Penn Pike's Joe Brimmeier assailed for eating it up (EDITORIAL)


There is some journalism school somewhere where they teach a "tollroad-execs-living-it-up-at-your-expense" formula story because you see the identical thing pop up all over the place, year after year in print, TV, radio and on the web - just the names, the meal menus, and the money are different.

The suspicious thing about these reports is that the toll industry's trade association IBTTA always gets a priceless plug  for running lap o' luxury, party-time events in exotic locales.

WGAL-8 TV in Harrisburg used the tollroad execs livin'-it-up template this week on Penn Pike CEO's Joe Brimmeier.

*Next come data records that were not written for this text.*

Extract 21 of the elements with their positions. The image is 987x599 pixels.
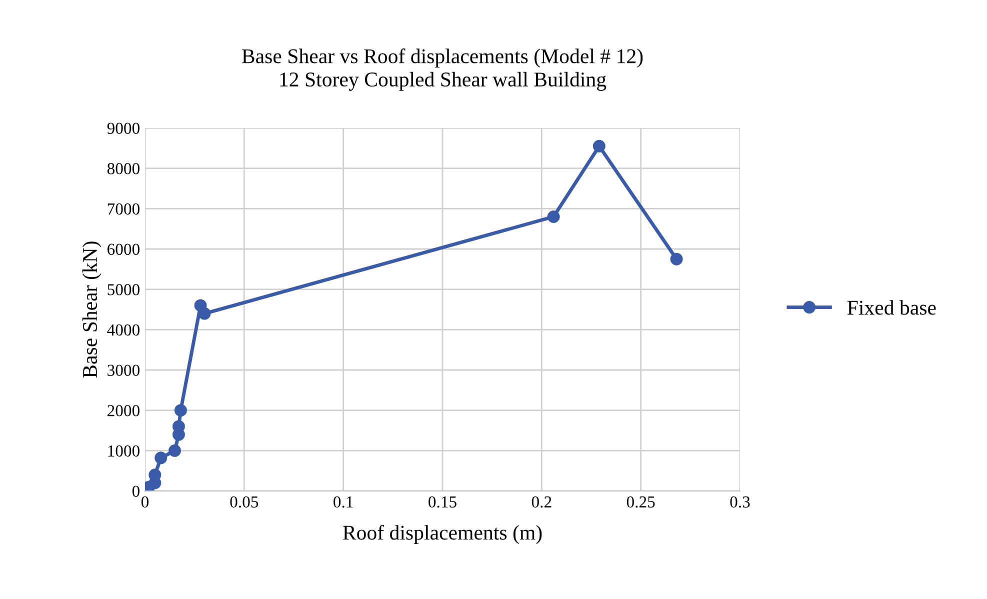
y-tick-label: 1000 xyxy=(108,445,140,457)
x-tick-label: 0.15 xyxy=(428,496,456,508)
legend-label: Fixed base xyxy=(847,300,936,315)
y-tick-label: 9000 xyxy=(107,122,140,134)
x-tick-label: 0.1 xyxy=(334,496,353,508)
chart-title: Base Shear vs Roof displacements (Model # 12) 12 Storey Coupled Shear wall Building xyxy=(242,48,643,91)
y-tick-label: 7000 xyxy=(108,203,140,215)
x-axis-title: Roof displacements (m) xyxy=(343,524,542,544)
y-tick-label: 0 xyxy=(132,486,140,497)
y-tick-label: 6000 xyxy=(108,244,140,255)
y-tick-label: 3000 xyxy=(108,364,140,376)
x-tick-label: 0.25 xyxy=(626,496,655,508)
x-tick-label: 0.2 xyxy=(532,496,552,508)
y-tick-label: 8000 xyxy=(107,163,140,174)
x-tick-label: 0 xyxy=(141,496,149,508)
x-tick-label: 0.3 xyxy=(730,496,750,508)
y-axis-title: Base Shear (kN) xyxy=(82,242,102,378)
x-tick-label: 0.05 xyxy=(230,496,258,508)
y-tick-label: 5000 xyxy=(108,284,140,296)
y-tick-label: 4000 xyxy=(107,324,140,336)
y-tick-label: 2000 xyxy=(108,405,140,416)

From a transcript: "News 8 On Your Side requested expense records for top management at the turnpike as the toll road faces increasing scrutiny from lawmakers and drivers. Debt is mounting. It's over $3 billion. Four years ago, drivers were hit with a 40 percent toll increase. Another 25 percent hike is coming next year. Despite the money issues, News 8 found tens of thousands of dollars being spent on meals and travel."

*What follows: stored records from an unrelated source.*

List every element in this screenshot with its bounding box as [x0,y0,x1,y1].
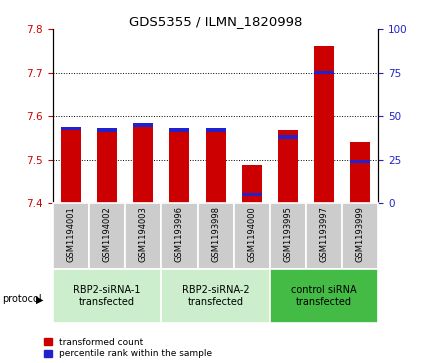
Bar [169,131,189,203]
Bar [61,127,81,203]
Text: protocol: protocol [2,294,42,305]
Bar [242,166,262,203]
Text: control siRNA
transfected: control siRNA transfected [291,285,357,307]
Title: GDS5355 / ILMN_1820998: GDS5355 / ILMN_1820998 [129,15,302,28]
Bar [350,142,370,203]
Text: GSM1193998: GSM1193998 [211,206,220,262]
Bar [97,129,117,203]
Bar [350,160,370,163]
Bar [97,129,117,132]
Legend: transformed count, percentile rank within the sample: transformed count, percentile rank withi… [44,338,213,359]
Bar [161,269,270,323]
Text: GSM1194002: GSM1194002 [103,206,112,262]
Text: GSM1193995: GSM1193995 [283,206,293,262]
Text: GSM1193996: GSM1193996 [175,206,184,262]
Bar [278,135,298,139]
Bar [314,71,334,74]
Bar [314,46,334,203]
Text: GSM1194001: GSM1194001 [66,206,75,262]
Text: GSM1193999: GSM1193999 [356,206,365,262]
Bar [242,193,262,196]
Bar [205,129,226,132]
Bar [278,130,298,203]
Text: RBP2-siRNA-2
transfected: RBP2-siRNA-2 transfected [182,285,249,307]
Bar [169,129,189,132]
Text: RBP2-siRNA-1
transfected: RBP2-siRNA-1 transfected [73,285,141,307]
Bar [53,203,89,269]
Bar [133,123,153,203]
Text: GSM1194003: GSM1194003 [139,206,148,262]
Bar [270,269,378,323]
Bar [198,203,234,269]
Text: GSM1193997: GSM1193997 [319,206,329,262]
Bar [270,203,306,269]
Bar [161,203,198,269]
Bar [306,203,342,269]
Bar [234,203,270,269]
Bar [342,203,378,269]
Text: ▶: ▶ [36,294,44,305]
Bar [61,127,81,130]
Bar [53,269,161,323]
Bar [125,203,161,269]
Bar [89,203,125,269]
Bar [205,130,226,203]
Text: GSM1194000: GSM1194000 [247,206,256,262]
Bar [133,123,153,127]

Strong intro, as hacktalk has it.

Trouble is the rest of the piece was a bit of a fizzer.

"Tens of thousands of dollars"?

Turns out in the last three years Joe Brimmeier has spent "nearly $20,000," the reporter discovered on travel and entertainment.

The TV piece listed 14 trips Brimmeier made out of state, 11 to IBTTA dos.  

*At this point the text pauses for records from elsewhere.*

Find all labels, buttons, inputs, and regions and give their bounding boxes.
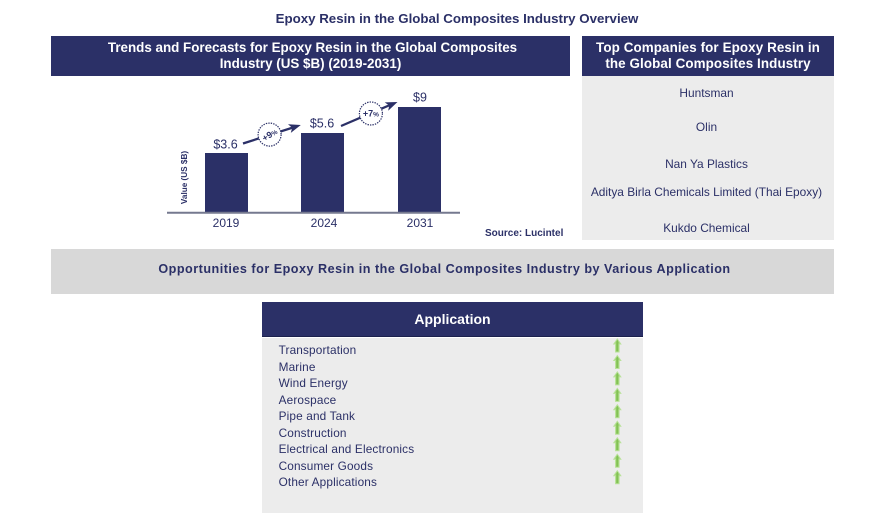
svg-text:$3.6: $3.6 — [213, 138, 237, 152]
svg-text:+7%: +7% — [363, 109, 379, 119]
svg-text:Value (US $B): Value (US $B) — [180, 151, 189, 205]
svg-text:$9: $9 — [413, 91, 427, 105]
svg-text:2024: 2024 — [311, 216, 338, 230]
svg-text:2031: 2031 — [407, 216, 434, 230]
svg-text:2019: 2019 — [213, 216, 240, 230]
svg-text:$5.6: $5.6 — [310, 117, 334, 131]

That's living it up? This reporter should be sent to an IBTTA do to learn.

$6,000 a year!

By the standards of most chief execs, and not a few lesser execs, this surely has to establish Joe Brimmeier as a stay-at-home cheapskate.

But there was this scandalous detail.

In standard you-should-be-indignant-about-this tones viewers got the revelation that on a trip to Chicago, the Turnpike Commission took the hit for a lunch where Brimmeier spent $54 on a steak and lobster soup. They quoted him unrepentant even: "Frankly, I'm not changing my eating habits. If I enjoy a steak on my own time, I want a steak when I'm conducting business, too."

Matt Brouilette of the Commonwealth Foundation, a thinktank in Harrisburg commented sagely: "That is absurd. When in Chicago, you should be getting stuffed deep dish pizza, Polish sausage, or a Wreck from Potbelly's."

Seriously though, an argument can be made that the people of Pennsylvania would get much better value for their toll money if, rather than spending so much time in that office in Highspire or nosing around the State Capitol and eating other people's lunches, Joe Brimmeier spent a heck of a lot more in exotic... no, that's far enough down that road.